Calculate the weighted Gini coefficient or AUC in R

statistics

Author

Vinh Nguyen

Published

September 25, 2015

This post on Kaggle provides R code for calculating the Gini for assessing a prediction rule, and this post provides R code for the weighted version (think exposure for frequency and claim count for severity in non-life insurance modeling). Note that the weighted version is not well-defined when there are ties in the predictions and where the corresponding weights vary because different Lorentz curve (gains chart) could be drawn for different orderings of the observations; see this post for an explanation and some examples.

Now, to explain the code. The calculation of the x values (variable random, the cumulative proportion of observations or weights) and y values (variable Lorentz, the cumulative proportion of the response, the good's/1's or positive values) are straightforward. To calculate the area between the Lorentz curve and the diagonal line, one could use the trapezoidal rule to calculate the area between the Lorentz curve and x-axis and then subtract the area of the lower triangle (1/2):

\[ \begin{align} Gini &= \sum_{i=1}^{n} (x_{i} - x_{i-1}) \left[\frac{L(x_{i}) + L(x_{i-1})}{2}\right] - \frac{1}{2} \\ &= \frac{1}{2} \sum_{i=1}^{n} \left[ L(x_{i})x_{i} + L(x_{i-1})x_{i} - L(x_{i})x_{i-1} - L(x_{i-1})x_{i-1} \right] - \frac{1}{2} \\ &= \frac{1}{2} \sum_{i=1}^{n} \left[ L(x_{i})x_{i} - L(x_{i-1})x_{i-1} \right] + \frac{1}{2} \sum_{i=1}^{n} \left[ L(x_{i-1})x_{i} - L(x_{i})x_{i-1} \right] - \frac{1}{2} \\ &= \frac{1}{2} L(x_{n})x_{n} + \frac{1}{2} \sum_{i=1}^{n} \left[ L(x_{i-1})x_{i} - L(x_{i}) x_{i-1} \right] - \frac{1}{2} \\ &= \frac{1}{2} \sum_{i=1}^{n} \left[ L(x_{i-1})x_{i} - L(x_{i}) x_{i-1} \right] \end{align} \] where the last equality comes from the fact that $L(x_{n}) = x_{n} = 1$ for the Lorentz curve/gains chart. The remaining summation thus corresponds to sum(df$Lorentz[-1]*df$random[-n]) - sum(df$Lorentz[-n]*df$random[-1]) inside the WeightedGini function since the $i=1$ term in the summation is 0 ($x_i=0$ and $L(x_{0})=0$ for the Lorentz curve), yielding $n-1$ terms in the code.

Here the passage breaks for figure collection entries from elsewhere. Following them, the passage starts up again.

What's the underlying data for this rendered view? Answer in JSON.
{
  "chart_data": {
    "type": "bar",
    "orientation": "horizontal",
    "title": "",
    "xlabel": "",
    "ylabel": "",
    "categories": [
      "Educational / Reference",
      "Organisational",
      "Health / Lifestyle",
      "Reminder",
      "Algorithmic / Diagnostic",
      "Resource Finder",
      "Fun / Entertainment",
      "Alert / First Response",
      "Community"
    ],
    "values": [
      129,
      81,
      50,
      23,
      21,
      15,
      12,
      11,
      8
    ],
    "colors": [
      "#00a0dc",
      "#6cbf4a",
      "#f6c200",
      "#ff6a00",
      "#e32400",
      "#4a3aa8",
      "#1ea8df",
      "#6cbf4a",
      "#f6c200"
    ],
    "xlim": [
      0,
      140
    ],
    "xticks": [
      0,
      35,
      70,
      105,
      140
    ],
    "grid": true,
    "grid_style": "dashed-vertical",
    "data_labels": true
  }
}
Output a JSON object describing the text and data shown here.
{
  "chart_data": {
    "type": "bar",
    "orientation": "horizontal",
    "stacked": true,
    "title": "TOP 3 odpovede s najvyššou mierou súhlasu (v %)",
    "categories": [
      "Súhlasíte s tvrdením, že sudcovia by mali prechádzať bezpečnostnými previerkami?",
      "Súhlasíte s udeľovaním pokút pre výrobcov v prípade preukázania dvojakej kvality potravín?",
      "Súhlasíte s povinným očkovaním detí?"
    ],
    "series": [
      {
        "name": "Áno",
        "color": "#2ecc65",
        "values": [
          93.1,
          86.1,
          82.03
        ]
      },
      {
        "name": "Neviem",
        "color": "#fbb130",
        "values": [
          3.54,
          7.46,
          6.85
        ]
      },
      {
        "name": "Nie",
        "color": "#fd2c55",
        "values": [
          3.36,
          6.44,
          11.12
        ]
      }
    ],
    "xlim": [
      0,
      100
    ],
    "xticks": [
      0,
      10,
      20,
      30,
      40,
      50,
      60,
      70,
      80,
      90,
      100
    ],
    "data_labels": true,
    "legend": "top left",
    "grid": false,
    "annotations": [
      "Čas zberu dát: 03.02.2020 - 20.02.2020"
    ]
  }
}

For the unweighted case, applying the trapezoidal rule on the area between the Lorentz curve and the diagonal line yields:

\[ \begin{align} Gini &= \sum_{i=1}^{n} \frac{1}{n} \frac{\left[ L(x_{i}) - x_{i} \right] - \left[ L(x_{i-1}) - x_{i-1} \right] }{2} \\ &= \frac{1}{2n} \sum_{i=1}^{n} \left[ L(x_{i}) - x_{i} \right] + \frac{1}{2n} \sum_{i=1}^{n} \left[ L(x_{i-1}) - x_{i-1} \right] \\ &= \frac{1}{2n} \sum_{i=1}^{n} \left[ L(x_{i}) - x_{i} \right] + \frac{1}{2n} [L(x_{0}) - x_{0}] + \frac{1}{2n} \sum_{i=1}^{n-1} \left[ L(x_{i}) - x_{i} \right] \\ &= \frac{1}{2n} \sum_{i=1}^{n} \left[ L(x_{i}) - x_{i} \right] + \frac{1}{2n} [L(x_{0}) - x_{0}] + \frac{1}{2n} \sum_{i=1}^{n-1} \left[ L(x_{i}) - x_{i} \right] + \frac{1}{2n} [L(x_{n}) - x_{n}] \\ &= \frac{1}{2n} \sum_{i=1}^{n} \left[ L(x_{i}) - x_{i} \right] + \frac{1}{2n} [L(x_{0}) - x_{0}] + \frac{1}{2n} \sum_{i=1}^{n} \left[ L(x_{i}) - x_{i} \right] \\ &= \frac{1}{n} \sum_{i=1}^{n} \left[ L(x_{i}) - x_{i} \right] \end{align} \] where we repeatedly used the fact that $L(x_{0}) = x_{0} = 0$ and $L(x_{n}) = x_{n} = 1$ for a Lorentz curve and that $1/n$ is the width between points (change in cdf of the observations). The summation is what is returned by SumModelGini.

Note that both $1/2$ and $1/n$ are not multiplied to the sums in the weighted and unweighted functions since most people will use the normalized versions, in which case these factors just cancel.